AMICITAS FLIGHT THREE – MISSION DAY 514

ARES III SOL 504

In the early days of the solar system, a large meteor struck Mars, gouging out a tremendous crater hundreds of kilometers across. The ejecta from this impact caused innumerable secondary impacts, creating rough and rippling terrain in the region immediately surrounding the giant crater.

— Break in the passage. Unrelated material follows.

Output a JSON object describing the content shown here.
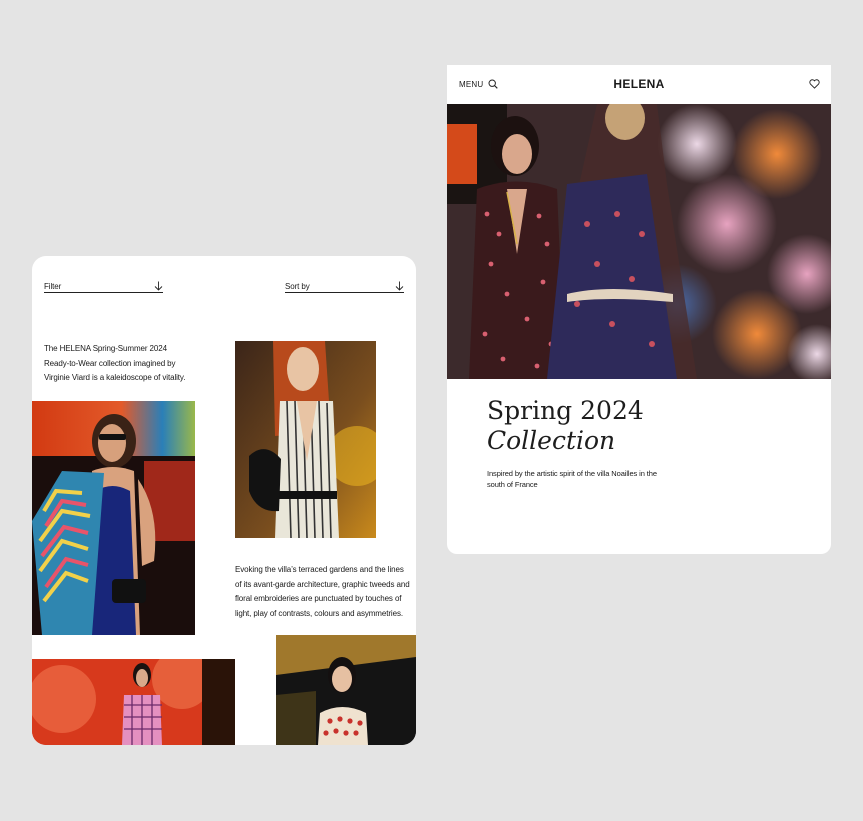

But at the time Mars was still a young world, with active geology and hydrology. The smaller craters weathered down into mere hills and ridges. The giant crater became an immense lake, silting up as the millennia passed. Then, as Mars froze and dried, brief wet periods would flood the lake again, giving its soil the layers and ripples which, billions of years later, would inspire the civilization of Earth to send first probes and then a manned expedition to the crater.

Long after the great crater formed, but long before humans began to send machines into it, a smaller space object struck the northwest rim. The impact triggered an avalanche which left a large gap between the new crater and the remaining towering rim of the old. Air rushed through the gap, as the thin atmosphere of the planet sought a new and easier path to fill the void created by the warmer air rising from the crater floor.

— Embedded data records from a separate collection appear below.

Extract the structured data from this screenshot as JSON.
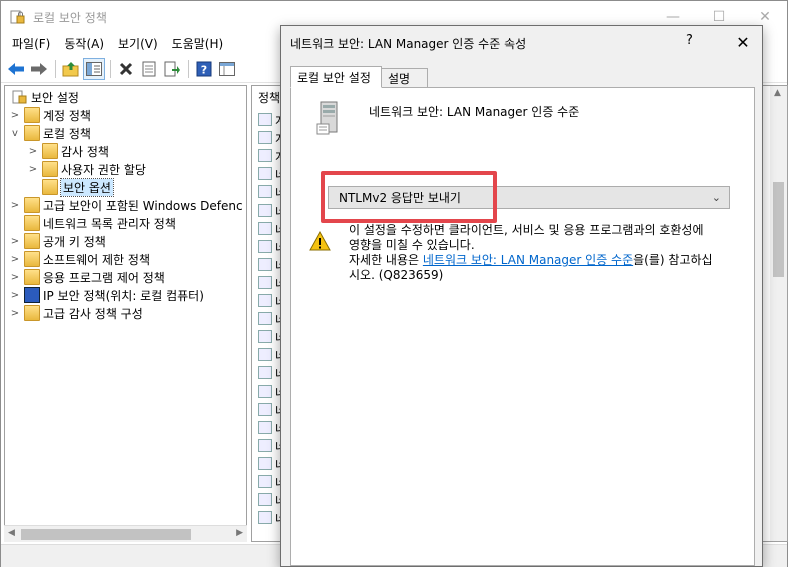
{
  "window": {
    "title": "로컬 보안 정책",
    "minimize": "—",
    "maximize": "☐",
    "close": "✕"
  },
  "menu": [
    "파일(F)",
    "동작(A)",
    "보기(V)",
    "도움말(H)"
  ],
  "toolbar": [
    "back-icon",
    "forward-icon",
    "up-folder-icon",
    "show-hide-tree-icon",
    "delete-icon",
    "properties-icon",
    "export-icon",
    "help-icon",
    "view-icon"
  ],
  "tree": {
    "root": "보안 설정",
    "items": [
      {
        "label": "계정 정책",
        "level": 1,
        "expand": ">"
      },
      {
        "label": "로컬 정책",
        "level": 1,
        "expand": "v"
      },
      {
        "label": "감사 정책",
        "level": 2,
        "expand": ">"
      },
      {
        "label": "사용자 권한 할당",
        "level": 2,
        "expand": ">"
      },
      {
        "label": "보안 옵션",
        "level": 2,
        "expand": ""
      },
      {
        "label": "고급 보안이 포함된 Windows Defenc",
        "level": 1,
        "expand": ">"
      },
      {
        "label": "네트워크 목록 관리자 정책",
        "level": 1,
        "expand": ""
      },
      {
        "label": "공개 키 정책",
        "level": 1,
        "expand": ">"
      },
      {
        "label": "소프트웨어 제한 정책",
        "level": 1,
        "expand": ">"
      },
      {
        "label": "응용 프로그램 제어 정책",
        "level": 1,
        "expand": ">"
      },
      {
        "label": "IP 보안 정책(위치: 로컬 컴퓨터)",
        "level": 1,
        "expand": ">"
      },
      {
        "label": "고급 감사 정책 구성",
        "level": 1,
        "expand": ">"
      }
    ],
    "selected_index": 4
  },
  "list": {
    "header": "정책",
    "rows": [
      "계",
      "계",
      "계",
      "네",
      "네",
      "네",
      "네",
      "네",
      "네",
      "네",
      "네",
      "네",
      "네",
      "네",
      "네",
      "네",
      "네",
      "네",
      "네",
      "네",
      "네",
      "네",
      "네"
    ]
  },
  "dialog": {
    "title": "네트워크 보안: LAN Manager 인증 수준 속성",
    "help": "?",
    "close": "✕",
    "tabs": [
      "로컬 보안 설정",
      "설명"
    ],
    "policy_name": "네트워크 보안: LAN Manager 인증 수준",
    "selected_value": "NTLMv2 응답만 보내기",
    "warning_line1": "이 설정을 수정하면 클라이언트, 서비스 및 응용 프로그램과의 호환성에",
    "warning_line2": "영향을 미칠 수 있습니다.",
    "warning_line3_prefix": "자세한 내용은 ",
    "warning_link": "네트워크 보안: LAN Manager 인증 수준",
    "warning_line3_suffix": "을(를) 참고하십",
    "warning_line4": "시오. (Q823659)"
  },
  "colors": {
    "highlight_border": "#e3464c",
    "link": "#0066cc",
    "selection": "#cce8ff"
  }
}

The wind brought dust, weathered from the cliffs, swept from the once-flooded lowlands, expelled by the occasional volcanic eruptions from the other side of the planet. The dust settled, layer by layer, onto the broken remains of the landslide, creating a ramp extending from the gap down into the depths of the ancient crater.

Time, gravity, and the ever less frequent warm wet periods Mars occasionally experienced compressed the ramp… but not evenly. In some places the dust became rock, or rested upon the shock-hardened fragments of the original crater rim. In other places the dust remained loose, prone to shifting, a trap for the unwary traveler.

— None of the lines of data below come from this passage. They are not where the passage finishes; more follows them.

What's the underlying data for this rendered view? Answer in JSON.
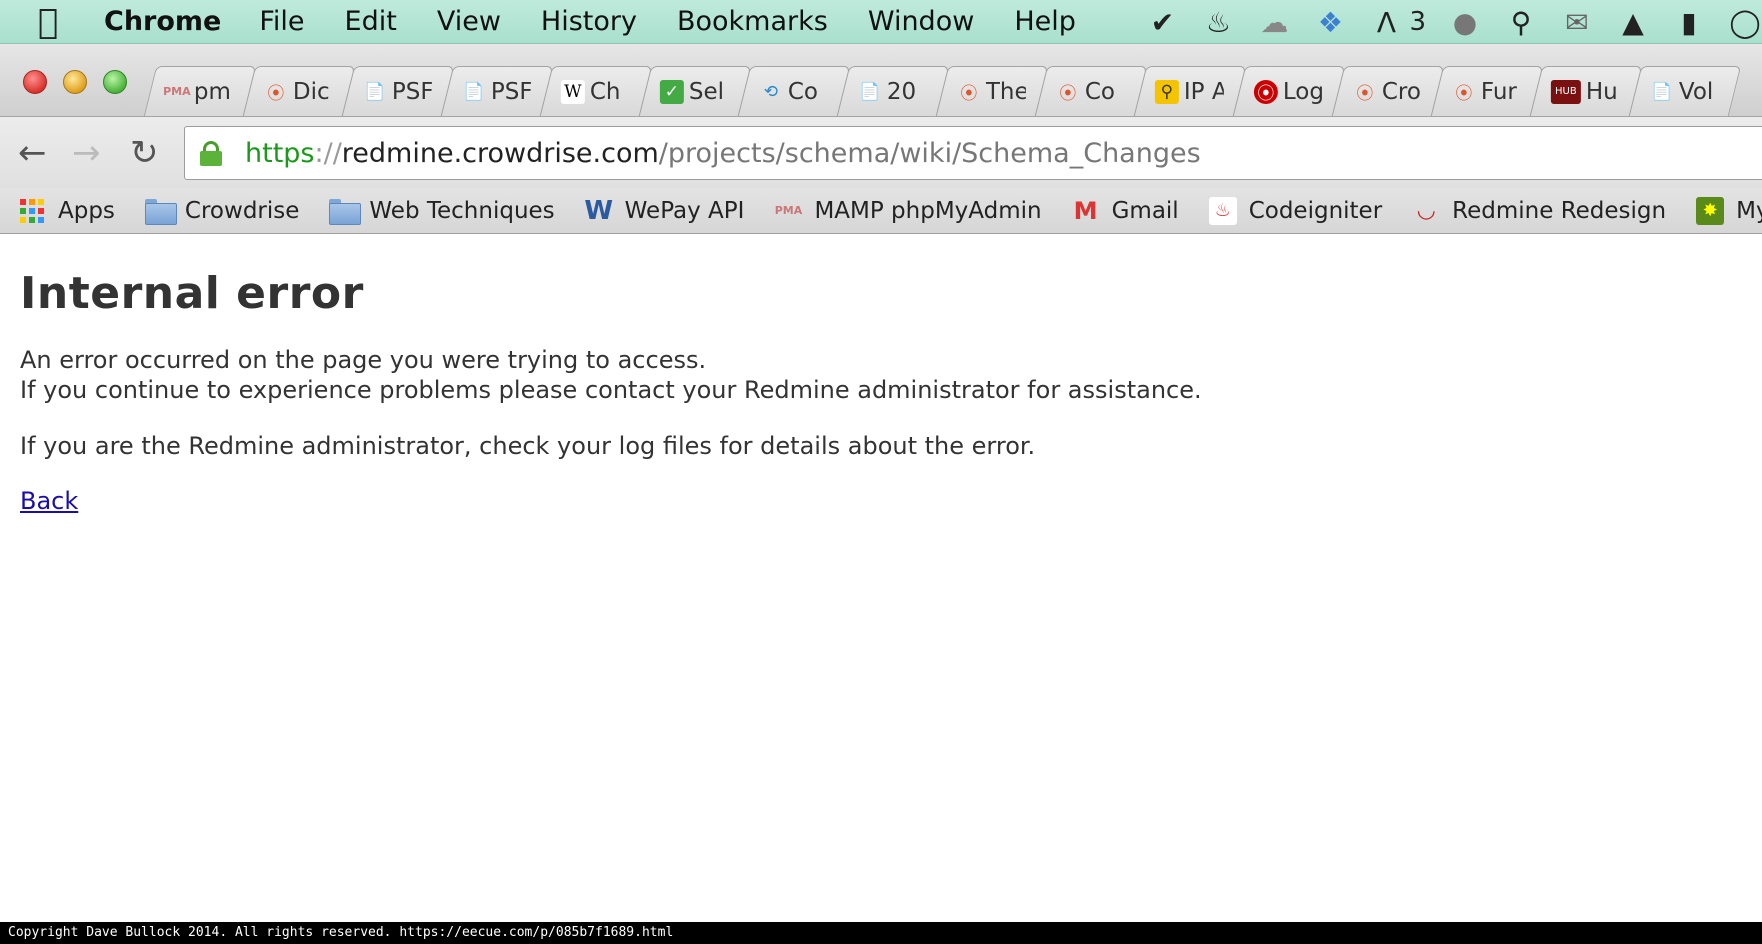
{
  "menubar": {
    "app_name": "Chrome",
    "items": [
      "File",
      "Edit",
      "View",
      "History",
      "Bookmarks",
      "Window",
      "Help"
    ],
    "status_icons": [
      "checkmark-badge-icon",
      "flame-icon",
      "creative-cloud-icon",
      "dropbox-icon",
      "adobe-icon",
      "chat-bubble-icon",
      "key-icon",
      "mail-icon",
      "airplay-icon",
      "battery-icon",
      "speech-icon"
    ],
    "adobe_count": "3"
  },
  "tabs": [
    {
      "title": "pm",
      "icon": "phpmyadmin-icon"
    },
    {
      "title": "Dic",
      "icon": "redmine-icon"
    },
    {
      "title": "PSF",
      "icon": "page-icon"
    },
    {
      "title": "PSF",
      "icon": "page-icon"
    },
    {
      "title": "Ch",
      "icon": "wikipedia-icon"
    },
    {
      "title": "Sel",
      "icon": "checkbox-icon"
    },
    {
      "title": "Co",
      "icon": "codeigniter-icon"
    },
    {
      "title": "20",
      "icon": "page-icon"
    },
    {
      "title": "The",
      "icon": "redmine-icon"
    },
    {
      "title": "Co",
      "icon": "redmine-icon"
    },
    {
      "title": "IP A",
      "icon": "search-icon"
    },
    {
      "title": "Log",
      "icon": "redmine-red-icon"
    },
    {
      "title": "Cro",
      "icon": "redmine-icon"
    },
    {
      "title": "Fur",
      "icon": "redmine-icon"
    },
    {
      "title": "Hu",
      "icon": "hub-icon"
    },
    {
      "title": "Vol",
      "icon": "page-icon"
    }
  ],
  "hub_label": "HUB",
  "address_bar": {
    "scheme": "https",
    "separator": "://",
    "host": "redmine.crowdrise.com",
    "path": "/projects/schema/wiki/Schema_Changes"
  },
  "bookmarks": [
    {
      "label": "Apps",
      "icon": "apps-grid-icon"
    },
    {
      "label": "Crowdrise",
      "icon": "folder-icon"
    },
    {
      "label": "Web Techniques",
      "icon": "folder-icon"
    },
    {
      "label": "WePay API",
      "icon": "wepay-icon"
    },
    {
      "label": "MAMP phpMyAdmin",
      "icon": "phpmyadmin-icon"
    },
    {
      "label": "Gmail",
      "icon": "gmail-icon"
    },
    {
      "label": "Codeigniter",
      "icon": "codeigniter-icon"
    },
    {
      "label": "Redmine Redesign",
      "icon": "redmine-icon"
    },
    {
      "label": "MyS",
      "icon": "mysql-icon"
    }
  ],
  "page": {
    "heading": "Internal error",
    "line1": "An error occurred on the page you were trying to access.",
    "line2": "If you continue to experience problems please contact your Redmine administrator for assistance.",
    "line3": "If you are the Redmine administrator, check your log files for details about the error.",
    "back_link": "Back"
  },
  "footer": "Copyright Dave Bullock 2014. All rights reserved. https://eecue.com/p/085b7f1689.html"
}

The travelers, when they came, were very wary indeed. The great slope, though fairly shallow on average, contained many uneven slopes, dips, and rises. A maze of sand dunes covered the surface, some small enough to detour around, others that the travelers crossed with discussion, planning, and the utmost caution. Even the areas without dunes lay covered by a thick, grasping layer of sand and dust, erasing the few visual cues the travelers could rely on in the alien environment.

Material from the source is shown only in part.